A criação de um verdadeiro Direito Europeu de Contratação
Pública estabelece as bases gerais dos contratos da função administrativa em
todos os países da Europa, tratando-se de um regime jurídico comum europeu,
estabelecido para certos tipos de contratos, em razão da sua importância para o
exercício da função administrativa e independentemente da respectiva
qualificação nacional ou para determinados sectores da actividade, em razão dos
fins prosseguidos de modo a poder valer tanto para os ordenamentos dos países
de matriz francesa, como os de variante germânica ou ainda para os da “common
law”, o que explica que a matéria da contratação pública europeia seja
delimitada, sobretudo, com base em critérios materiais relativos à natureza da
actividade bem como aos fins prosseguidos.
Para além desta “integração vertical”, decorrente da
aplicabilidade das fontes comunitárias nas ordens jurídicas nacionais de cada
um dos Estados europeus, verifica-se ainda, conforme defende o professor Sabino
Cassese, um fenómeno de “integração horizontal”, que consiste na convergência
das administrações e das instituições nacionais, pois, a partir do momento em
que elas têm o dever de se harmonizar, isso faz com que tendam também a
convergir para um determinado modelo, daqui resultando que o direito dos
contratos das administrações públicas dos diferentes Estados tenda a convergir
para um modelo unitário, afirmando-se por isso que existe cada vez mais uma
tendência para a unidade dos contratos que correspondem ao exercício da função
administrativa, quer do ponto de vista do direito substantivo, como do procedimental
ou processual.
O fenómeno da europeização em Portugal tem sido um
importante eixo da transformação do Direito Administrativo português da
contratação pública.
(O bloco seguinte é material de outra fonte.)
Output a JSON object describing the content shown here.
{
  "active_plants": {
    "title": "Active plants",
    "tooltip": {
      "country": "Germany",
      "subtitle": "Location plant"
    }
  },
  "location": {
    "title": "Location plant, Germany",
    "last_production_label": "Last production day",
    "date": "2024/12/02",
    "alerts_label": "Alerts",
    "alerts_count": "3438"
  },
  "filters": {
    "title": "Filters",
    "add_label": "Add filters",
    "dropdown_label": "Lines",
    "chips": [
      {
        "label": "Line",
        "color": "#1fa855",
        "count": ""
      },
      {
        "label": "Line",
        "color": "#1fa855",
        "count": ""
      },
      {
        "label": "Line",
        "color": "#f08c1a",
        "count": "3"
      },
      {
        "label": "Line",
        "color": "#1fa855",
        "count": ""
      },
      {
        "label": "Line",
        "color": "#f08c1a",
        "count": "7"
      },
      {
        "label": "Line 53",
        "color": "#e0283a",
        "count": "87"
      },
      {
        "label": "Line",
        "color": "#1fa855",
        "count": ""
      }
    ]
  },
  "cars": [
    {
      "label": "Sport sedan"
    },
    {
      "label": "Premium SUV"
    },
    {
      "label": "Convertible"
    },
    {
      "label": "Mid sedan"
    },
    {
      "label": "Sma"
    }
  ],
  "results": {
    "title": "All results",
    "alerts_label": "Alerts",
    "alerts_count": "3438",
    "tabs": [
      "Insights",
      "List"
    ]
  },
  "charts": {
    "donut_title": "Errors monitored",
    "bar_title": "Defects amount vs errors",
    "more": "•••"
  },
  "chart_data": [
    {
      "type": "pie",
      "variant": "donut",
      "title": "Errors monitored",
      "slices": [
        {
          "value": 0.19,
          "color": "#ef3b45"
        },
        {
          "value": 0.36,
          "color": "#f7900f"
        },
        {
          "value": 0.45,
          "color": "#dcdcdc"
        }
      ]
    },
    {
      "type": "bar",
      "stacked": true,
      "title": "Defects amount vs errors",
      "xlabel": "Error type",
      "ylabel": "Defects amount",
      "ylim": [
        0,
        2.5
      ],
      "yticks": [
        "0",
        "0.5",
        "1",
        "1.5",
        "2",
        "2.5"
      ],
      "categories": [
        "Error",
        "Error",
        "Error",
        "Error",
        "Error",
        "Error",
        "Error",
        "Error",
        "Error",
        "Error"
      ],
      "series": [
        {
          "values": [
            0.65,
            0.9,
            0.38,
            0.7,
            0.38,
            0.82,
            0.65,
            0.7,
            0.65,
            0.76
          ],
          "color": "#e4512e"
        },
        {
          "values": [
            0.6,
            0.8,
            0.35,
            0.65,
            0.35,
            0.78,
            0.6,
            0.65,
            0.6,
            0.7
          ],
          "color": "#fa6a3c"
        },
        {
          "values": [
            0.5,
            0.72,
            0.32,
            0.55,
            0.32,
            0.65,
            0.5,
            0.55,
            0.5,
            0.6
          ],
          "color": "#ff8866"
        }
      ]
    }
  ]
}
O movimento unificador da contratação pública ditado pelo
Direito Europeu, manifestou-se primeiro na legislação relativa aos
procedimentos pré-contratuais e, depois, na legislação do contencioso
administrativo, que eliminou, para efeitos processuais, a categoria dos
contratos administrativos (artigo 4º, nº1 alínea b), e) e f) do CPTA).
O actual do Código da Contratação Pública (DL nº18/2008
de 29 de Janeiro) trata-se de um meio-termo entre a adopção de um conceito
genérico de contrato público, em sentido europeu, e a manutenção da dualidade
esquizofrénica originária, estabelecendo o legislado, por um lado (e de forma
pioneira no Direito Administrativo nacional), uma disciplina geral completa de
todos os contratos em que intervém a administração, ao mesmo tempo que
uniformiza e simplifica a tipologia e a tramitação dos procedimentos
pré-contratuais e racionaliza o regime material a contratação pública. Por
outro lado, o CCP persiste em manter a dualidade conceptual esquizofrénica
entre contratos administrativos e outros contratos de administração (artigo 1º,
nº1 do CCP), mesmo se a definição do dito contrato administrativo (artigo 1º,
nº6) fornece argumentos para o esbatimento das fronteiras conceptuais ao nível
da totalidade da contratação pública, assim como alarga o respectivo âmbito,
que passa a incluir os contratos de aquisição de locação de bens e aquisição de
bens móveis e serviços (artigos 431º, 437º, 450º do CCP).